My test was simple. I sent Watson the text below and measured the time to get the resulting speech file. I repeated the test for each format Watson supports: WAV, FLAC and OGG. Further down are my results.
“I have been assigned to handle your order status request. I am sorry to inform you that the items you requested are back-ordered. We apologize for the inconvenience. We don’t know when those items will become available. Maybe next week but we are not sure at this time. Because we want you to be a happy customer, management has decided to give you a 50% discount!”
Stats: 370 characters sent; resulting speech is 27 sec long.
Summary of Results
|File Format||Size (kB)||Avg Latency (ms)|
Here’s a nice chart showing speech format vs size.
I used typical & default settings for each file format, meaning that each format could potentially be optimized for better performance. So this study is likely only useful to give a ballpark comparison.
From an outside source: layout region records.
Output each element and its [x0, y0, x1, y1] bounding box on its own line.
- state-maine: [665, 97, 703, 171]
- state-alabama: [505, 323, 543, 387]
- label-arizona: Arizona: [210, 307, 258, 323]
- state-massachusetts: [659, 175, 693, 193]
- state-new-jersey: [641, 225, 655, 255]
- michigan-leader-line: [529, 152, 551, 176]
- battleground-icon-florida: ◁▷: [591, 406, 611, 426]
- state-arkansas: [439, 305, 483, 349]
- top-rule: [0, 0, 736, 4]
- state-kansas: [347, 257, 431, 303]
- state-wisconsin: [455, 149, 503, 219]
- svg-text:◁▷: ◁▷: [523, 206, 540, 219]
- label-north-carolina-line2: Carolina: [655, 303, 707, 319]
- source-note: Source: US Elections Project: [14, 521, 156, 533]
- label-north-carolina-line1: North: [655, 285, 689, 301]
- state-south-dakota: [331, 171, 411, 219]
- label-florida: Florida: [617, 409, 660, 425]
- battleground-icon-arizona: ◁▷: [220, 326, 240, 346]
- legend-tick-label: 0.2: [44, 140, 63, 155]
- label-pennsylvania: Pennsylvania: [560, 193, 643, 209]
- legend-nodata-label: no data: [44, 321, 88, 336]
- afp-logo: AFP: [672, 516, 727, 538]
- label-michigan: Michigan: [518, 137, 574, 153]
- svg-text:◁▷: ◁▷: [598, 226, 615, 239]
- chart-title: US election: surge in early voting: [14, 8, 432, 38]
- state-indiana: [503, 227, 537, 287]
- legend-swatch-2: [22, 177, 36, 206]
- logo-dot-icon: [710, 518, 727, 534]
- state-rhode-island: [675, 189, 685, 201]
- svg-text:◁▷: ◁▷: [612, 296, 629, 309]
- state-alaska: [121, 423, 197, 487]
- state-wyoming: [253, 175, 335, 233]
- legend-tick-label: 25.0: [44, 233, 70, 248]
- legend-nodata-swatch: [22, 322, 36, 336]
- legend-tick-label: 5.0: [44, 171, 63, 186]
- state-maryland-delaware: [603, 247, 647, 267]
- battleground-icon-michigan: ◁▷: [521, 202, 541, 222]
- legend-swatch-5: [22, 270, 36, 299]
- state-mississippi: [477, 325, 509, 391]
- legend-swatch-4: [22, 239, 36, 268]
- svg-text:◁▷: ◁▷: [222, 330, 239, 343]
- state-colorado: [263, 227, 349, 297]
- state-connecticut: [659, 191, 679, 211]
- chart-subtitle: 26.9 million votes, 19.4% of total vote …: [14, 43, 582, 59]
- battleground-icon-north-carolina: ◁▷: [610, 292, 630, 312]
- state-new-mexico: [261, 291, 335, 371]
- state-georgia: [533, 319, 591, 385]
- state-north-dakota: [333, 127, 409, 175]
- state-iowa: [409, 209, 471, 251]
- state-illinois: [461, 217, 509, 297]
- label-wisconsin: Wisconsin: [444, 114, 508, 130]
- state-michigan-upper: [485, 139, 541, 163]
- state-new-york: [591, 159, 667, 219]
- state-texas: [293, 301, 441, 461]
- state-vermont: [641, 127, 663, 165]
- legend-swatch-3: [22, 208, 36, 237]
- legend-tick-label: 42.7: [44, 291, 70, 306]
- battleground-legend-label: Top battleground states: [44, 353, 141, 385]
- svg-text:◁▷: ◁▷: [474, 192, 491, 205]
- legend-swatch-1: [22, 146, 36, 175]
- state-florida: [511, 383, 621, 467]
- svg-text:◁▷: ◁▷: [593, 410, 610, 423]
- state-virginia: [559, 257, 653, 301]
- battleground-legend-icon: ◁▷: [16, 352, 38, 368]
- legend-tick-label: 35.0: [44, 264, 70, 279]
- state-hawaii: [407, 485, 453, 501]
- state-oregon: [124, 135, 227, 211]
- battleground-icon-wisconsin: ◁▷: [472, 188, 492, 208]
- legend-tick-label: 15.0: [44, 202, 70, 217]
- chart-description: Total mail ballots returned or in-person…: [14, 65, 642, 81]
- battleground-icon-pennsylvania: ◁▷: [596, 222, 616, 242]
Latency is the round trip (request/response) measured from Candy’s perspective (Candy is Raspberry Pi based), so it includes latency of my own network as well Watson’s processing time.
It’s very convenient to work with WAV files, however, there are substantial benefits moving to OGG Vorbis .
For the average latency, I had 5 runs with the following results:
|Transfer Size (kb)||1228.8||579||231|
|Average (ms) =||3523.8||2134||1921|